The 10-minute version of “All Too Well” captures the anger and agony fans originally connected to, while the new lyrics cultivate a conversation between Swift’s current self and past: “I’ll get older but your lovers stay my age,” she sings, alleging to her nine-year age gap between her and former partner, Jake Gyllenhaal. The 10-minute version of “All Too Well” is an unfiltered expression of the heartbreak and sorrow Swift experienced all those years ago, making the entirety of the re-recorded album so special for fans. The 10-minute version of “All Too Well” also most recently debuted at No. 1 on the Billboard Hot 100 chart, becoming the longest No. 1 song in history, a title previously held by Don McLean’s “American Pie” for almost fifty years.

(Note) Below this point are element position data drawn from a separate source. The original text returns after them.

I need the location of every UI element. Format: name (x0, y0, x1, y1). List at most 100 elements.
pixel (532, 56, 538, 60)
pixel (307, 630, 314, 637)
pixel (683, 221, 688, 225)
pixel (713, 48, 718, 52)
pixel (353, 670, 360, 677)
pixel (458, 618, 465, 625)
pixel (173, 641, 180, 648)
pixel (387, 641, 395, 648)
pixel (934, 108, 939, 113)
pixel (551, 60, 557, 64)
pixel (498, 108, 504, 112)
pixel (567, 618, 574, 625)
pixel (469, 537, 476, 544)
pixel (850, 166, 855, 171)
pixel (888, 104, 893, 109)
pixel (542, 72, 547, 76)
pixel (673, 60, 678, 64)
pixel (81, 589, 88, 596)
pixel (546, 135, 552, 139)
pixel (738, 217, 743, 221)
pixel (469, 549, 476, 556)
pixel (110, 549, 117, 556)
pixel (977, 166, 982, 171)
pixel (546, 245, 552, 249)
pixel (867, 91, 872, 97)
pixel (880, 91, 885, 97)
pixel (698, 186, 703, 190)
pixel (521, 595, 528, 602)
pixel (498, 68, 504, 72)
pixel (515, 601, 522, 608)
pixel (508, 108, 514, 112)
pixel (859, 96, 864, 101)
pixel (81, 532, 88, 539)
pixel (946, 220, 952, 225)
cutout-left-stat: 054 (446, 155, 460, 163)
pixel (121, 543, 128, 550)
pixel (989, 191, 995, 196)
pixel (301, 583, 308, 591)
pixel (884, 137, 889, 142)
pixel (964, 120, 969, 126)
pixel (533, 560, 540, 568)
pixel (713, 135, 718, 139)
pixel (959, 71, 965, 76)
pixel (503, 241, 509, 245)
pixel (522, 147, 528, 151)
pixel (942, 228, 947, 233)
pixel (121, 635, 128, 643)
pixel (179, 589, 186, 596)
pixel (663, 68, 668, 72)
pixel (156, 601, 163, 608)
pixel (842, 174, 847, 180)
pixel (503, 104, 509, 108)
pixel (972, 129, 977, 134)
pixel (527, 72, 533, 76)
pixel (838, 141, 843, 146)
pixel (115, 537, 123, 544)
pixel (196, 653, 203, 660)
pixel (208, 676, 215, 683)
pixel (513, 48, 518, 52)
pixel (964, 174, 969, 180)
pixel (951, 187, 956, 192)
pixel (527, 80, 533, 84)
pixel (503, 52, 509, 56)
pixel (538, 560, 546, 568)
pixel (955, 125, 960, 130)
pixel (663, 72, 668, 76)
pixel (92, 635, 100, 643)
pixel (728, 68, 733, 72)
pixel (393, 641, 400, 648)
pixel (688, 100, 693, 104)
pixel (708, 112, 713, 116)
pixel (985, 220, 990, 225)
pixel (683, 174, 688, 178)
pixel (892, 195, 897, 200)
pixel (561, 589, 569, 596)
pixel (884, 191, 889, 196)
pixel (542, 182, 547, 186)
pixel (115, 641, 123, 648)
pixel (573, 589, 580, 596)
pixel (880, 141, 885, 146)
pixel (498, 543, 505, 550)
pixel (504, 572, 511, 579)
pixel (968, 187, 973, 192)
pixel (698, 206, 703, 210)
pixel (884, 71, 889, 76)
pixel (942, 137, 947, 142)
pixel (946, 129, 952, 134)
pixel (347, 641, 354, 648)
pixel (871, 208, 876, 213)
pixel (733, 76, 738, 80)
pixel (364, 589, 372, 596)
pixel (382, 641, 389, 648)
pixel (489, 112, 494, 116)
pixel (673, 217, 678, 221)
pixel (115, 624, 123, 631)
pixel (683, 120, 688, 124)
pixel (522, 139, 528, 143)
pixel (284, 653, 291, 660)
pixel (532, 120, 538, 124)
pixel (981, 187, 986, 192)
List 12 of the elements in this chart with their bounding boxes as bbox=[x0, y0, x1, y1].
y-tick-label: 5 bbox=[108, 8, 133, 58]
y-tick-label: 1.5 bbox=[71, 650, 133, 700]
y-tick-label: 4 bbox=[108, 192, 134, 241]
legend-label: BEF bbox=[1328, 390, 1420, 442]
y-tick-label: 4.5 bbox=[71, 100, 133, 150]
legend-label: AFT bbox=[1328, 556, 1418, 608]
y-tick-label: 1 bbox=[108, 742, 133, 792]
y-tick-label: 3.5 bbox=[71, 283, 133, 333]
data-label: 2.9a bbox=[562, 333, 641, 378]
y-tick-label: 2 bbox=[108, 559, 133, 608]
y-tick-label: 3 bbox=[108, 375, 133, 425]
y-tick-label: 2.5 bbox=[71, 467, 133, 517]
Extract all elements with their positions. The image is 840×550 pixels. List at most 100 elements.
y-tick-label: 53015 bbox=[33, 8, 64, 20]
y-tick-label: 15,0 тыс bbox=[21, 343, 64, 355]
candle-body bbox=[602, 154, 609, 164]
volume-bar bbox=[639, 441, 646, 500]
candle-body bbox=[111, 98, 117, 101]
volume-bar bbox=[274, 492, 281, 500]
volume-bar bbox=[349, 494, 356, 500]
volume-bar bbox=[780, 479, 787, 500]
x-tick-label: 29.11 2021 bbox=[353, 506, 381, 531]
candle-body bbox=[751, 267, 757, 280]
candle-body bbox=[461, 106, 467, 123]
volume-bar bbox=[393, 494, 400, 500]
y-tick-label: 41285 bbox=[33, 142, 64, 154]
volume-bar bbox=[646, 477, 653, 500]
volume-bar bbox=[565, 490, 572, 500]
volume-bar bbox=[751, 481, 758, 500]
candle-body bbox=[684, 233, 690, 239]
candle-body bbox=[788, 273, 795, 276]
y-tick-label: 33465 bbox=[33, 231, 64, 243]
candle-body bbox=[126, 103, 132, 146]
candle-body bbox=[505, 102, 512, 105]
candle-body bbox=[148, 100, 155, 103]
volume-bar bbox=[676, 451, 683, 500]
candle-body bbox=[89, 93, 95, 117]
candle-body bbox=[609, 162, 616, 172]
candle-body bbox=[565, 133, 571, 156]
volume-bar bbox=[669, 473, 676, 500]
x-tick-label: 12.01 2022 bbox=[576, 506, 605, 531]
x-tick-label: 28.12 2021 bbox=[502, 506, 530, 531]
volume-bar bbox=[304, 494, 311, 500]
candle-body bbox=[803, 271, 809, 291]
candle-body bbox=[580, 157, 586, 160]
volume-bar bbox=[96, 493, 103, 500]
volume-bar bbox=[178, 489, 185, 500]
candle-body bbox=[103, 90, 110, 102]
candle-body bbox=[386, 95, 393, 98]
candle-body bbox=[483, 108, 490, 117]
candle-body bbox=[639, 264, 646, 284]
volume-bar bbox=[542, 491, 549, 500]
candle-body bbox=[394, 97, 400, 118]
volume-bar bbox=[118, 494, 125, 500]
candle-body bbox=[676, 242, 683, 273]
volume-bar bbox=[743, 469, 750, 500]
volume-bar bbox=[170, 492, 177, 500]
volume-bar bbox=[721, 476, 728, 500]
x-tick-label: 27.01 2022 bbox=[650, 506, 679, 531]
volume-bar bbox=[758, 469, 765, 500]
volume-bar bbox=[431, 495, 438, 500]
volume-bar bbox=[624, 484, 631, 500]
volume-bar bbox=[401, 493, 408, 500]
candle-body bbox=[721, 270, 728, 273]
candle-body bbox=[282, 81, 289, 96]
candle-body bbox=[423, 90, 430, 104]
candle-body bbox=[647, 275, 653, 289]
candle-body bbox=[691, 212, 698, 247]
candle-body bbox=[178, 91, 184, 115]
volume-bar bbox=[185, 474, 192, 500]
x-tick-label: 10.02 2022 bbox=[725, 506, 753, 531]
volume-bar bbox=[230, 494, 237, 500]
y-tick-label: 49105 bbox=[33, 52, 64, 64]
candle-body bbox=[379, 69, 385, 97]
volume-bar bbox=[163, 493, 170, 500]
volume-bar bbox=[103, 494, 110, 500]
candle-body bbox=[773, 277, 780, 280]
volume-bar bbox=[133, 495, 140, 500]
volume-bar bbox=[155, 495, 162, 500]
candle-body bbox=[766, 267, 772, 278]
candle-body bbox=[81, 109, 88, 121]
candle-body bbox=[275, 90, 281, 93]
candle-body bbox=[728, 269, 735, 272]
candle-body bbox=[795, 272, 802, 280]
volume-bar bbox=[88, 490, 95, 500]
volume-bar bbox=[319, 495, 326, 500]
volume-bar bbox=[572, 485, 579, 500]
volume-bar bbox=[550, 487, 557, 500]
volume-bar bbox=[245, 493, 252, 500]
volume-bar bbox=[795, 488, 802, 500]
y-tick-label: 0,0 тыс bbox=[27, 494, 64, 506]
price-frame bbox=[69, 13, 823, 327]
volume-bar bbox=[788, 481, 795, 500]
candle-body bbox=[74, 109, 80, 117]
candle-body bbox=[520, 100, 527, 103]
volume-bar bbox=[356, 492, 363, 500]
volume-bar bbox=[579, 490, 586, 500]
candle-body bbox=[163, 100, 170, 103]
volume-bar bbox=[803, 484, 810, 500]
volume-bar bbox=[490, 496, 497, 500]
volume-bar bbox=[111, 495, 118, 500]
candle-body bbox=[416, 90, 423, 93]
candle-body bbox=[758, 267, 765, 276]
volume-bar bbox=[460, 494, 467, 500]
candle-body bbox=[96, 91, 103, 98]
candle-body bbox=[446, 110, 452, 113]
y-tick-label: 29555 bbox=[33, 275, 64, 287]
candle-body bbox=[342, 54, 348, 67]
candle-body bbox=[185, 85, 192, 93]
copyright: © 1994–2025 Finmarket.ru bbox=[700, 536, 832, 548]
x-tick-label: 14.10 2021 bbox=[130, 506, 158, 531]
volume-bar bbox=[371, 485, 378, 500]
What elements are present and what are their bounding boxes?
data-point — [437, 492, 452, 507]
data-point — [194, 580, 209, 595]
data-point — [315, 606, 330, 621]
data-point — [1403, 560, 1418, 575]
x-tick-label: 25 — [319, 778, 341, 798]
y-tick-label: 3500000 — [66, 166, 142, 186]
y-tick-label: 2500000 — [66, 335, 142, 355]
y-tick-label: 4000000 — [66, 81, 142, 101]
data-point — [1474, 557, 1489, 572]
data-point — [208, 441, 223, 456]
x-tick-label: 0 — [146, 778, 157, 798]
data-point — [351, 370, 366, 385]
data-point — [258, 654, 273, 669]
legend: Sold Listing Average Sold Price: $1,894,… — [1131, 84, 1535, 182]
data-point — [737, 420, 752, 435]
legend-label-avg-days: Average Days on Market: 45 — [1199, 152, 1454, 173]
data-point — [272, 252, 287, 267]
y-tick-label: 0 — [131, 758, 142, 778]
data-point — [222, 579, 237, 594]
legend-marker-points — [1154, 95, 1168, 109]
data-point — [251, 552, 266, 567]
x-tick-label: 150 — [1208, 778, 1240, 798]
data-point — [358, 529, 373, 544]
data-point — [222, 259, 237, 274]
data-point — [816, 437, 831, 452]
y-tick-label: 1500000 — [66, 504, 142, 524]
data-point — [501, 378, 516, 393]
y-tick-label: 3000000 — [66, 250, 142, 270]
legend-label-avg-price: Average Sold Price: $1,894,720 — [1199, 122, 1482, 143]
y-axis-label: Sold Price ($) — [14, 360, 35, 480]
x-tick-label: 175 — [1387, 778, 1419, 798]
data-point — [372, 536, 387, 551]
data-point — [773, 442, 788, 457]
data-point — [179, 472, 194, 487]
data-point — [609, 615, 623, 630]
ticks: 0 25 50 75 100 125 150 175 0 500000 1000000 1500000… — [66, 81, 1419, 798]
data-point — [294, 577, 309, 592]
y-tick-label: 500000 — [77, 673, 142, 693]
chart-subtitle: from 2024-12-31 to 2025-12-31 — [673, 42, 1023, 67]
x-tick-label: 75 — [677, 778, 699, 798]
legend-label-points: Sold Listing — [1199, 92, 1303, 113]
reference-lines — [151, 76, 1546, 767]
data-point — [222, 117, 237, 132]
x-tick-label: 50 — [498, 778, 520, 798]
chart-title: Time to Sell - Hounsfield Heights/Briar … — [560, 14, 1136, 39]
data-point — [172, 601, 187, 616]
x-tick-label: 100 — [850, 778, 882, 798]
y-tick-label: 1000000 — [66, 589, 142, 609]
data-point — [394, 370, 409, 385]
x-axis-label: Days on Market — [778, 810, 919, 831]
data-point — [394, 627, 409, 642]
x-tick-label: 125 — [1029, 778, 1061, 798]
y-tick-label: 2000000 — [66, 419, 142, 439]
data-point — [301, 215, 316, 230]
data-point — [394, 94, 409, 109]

Swift also wrote, directed, and starred in All Too Well: The Short Film alongside Stranger Things actress Sadie Sink and Teen Wolf actor Dylan O’Brien. At the premiere of the film, Swift told The Associated Press that she created the film to give back to her supporters, “This is all about what the fans have turned this song into. It was never a single, never had a video, it never had a visual element to it, but they pretty much created their own imaginary cinematic universe for it, so this is just me following through on what they started and what they told me they wanted.”
I had the opportunity to see an advance screening of the short film, and the energy within the theater was nothing short of lively. Surrounding me were hundreds of fans across all generations, some traveling from as far as Dallas, Texas, to watch the song finally being brought to life on the big screen. When the lights finally began to dim, and the thunderous applause began, it was clear that the film was more than just a visualization of a fan favorite song; it was a moment that invoked self-reflection. The film allowed fans to witness Swift’s growth over the past nine years, ultimately reminding them of their own.
Red (Taylor’s Version) is a transformative experience for fans and allows us to rethink the ways music can so beautifully unite the past with the present. I owe some of my greatest childhood memories to Swift, so I am beyond excited to see what new ones I will make with her version of Red.